The shortcuts available to CC Mode aren't something all language modes
can use, so syntax-propertization through before/after-change-functions
cannot become the standard. s-p-f can, on the other hand, and already is.

I'd be interested to hear of some Mode where such shortcuts, as you call
them, aren't available.

ruby-mode, for instance. And, like already pointed out, any language where (these requirements are sufficient, but not all necessary):

- Double-quoted strings are allowed to span multiple lines.
- Syntax is complex enough that we need to use the syntax-table property.
- Whether a character gets a syntax-property applied, depends on whether it's inside a string or comment, among other things.

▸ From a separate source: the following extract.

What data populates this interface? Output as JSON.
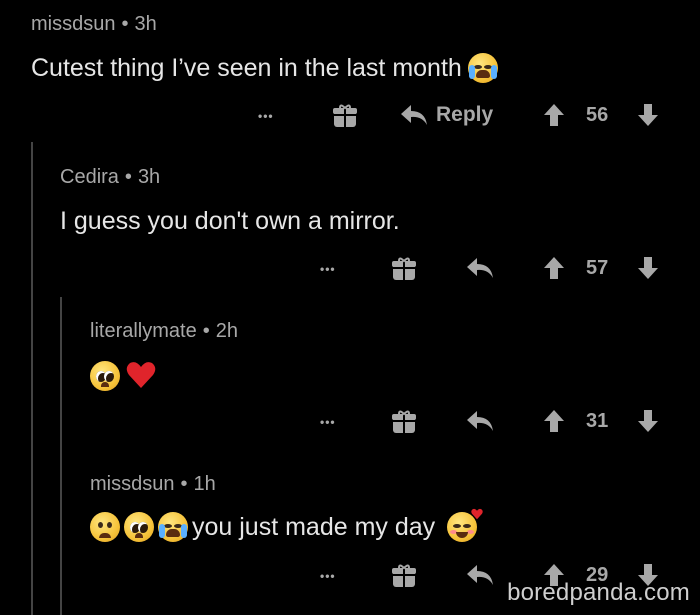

Imagine a language with multiline strings (you can call it "Ruby", or,
maybe, "Emacs Lisp"), and a big file that contains at least one string
per every ten lines. The user goes to the first string and removes its
closing delimiter.

What's your after-change-function going to do?

Whatever is needed.  Sorry, but the question is too vague.  Emacs Lisp
Mode, as far as I know doesn't have its own a-c-f, so the answer would
be "nothing".  I don't know Ruby Mode.

Why don't you do us all a favor and educate yourself about other languages and language modes before arguing that before/after-change-functions can be a general solution as-is?

The point here is that, mostly, strings don't require s-t text
properties.

Some don't, some do. Heredoc strings do.

But text outside of strings often does need text properties. And their application depends on whether given text is inside a string.

If the s-t props aren't "local", then maybe the
syntax-propertize-function approach is a good one.  I haven't had any
reason to think this through.

The zillion email messages on the subject still haven't encouraged you?

On non-"local" syntax table text properties?

On syntax-ppss. Participating in discussions about a subject is usually a good reason to educate themselves about it. For most people, at least.

I don't recall seeing any
discussion of this, except for the one we're now having.  If I've
forgotten it, or missed it, you could perhaps point it out to me.

Non-locality is one of the obvious reasons for syntax-propertize's design, the way that syntax-table application is performed lazily.

Maybe if you haven't been busy writing shallow critique and asked questions instead, we'd gave gotten to this a lot sooner.

Somebody (either you or Stefan) opined
that ALL s-t properties are, in practice, "local".

You're misremembering.

It must have been somebody else, then.  Are you aware of any non-"local"
use of syntax table text properties?

Yes. And I've been telling you about them for the last several messages.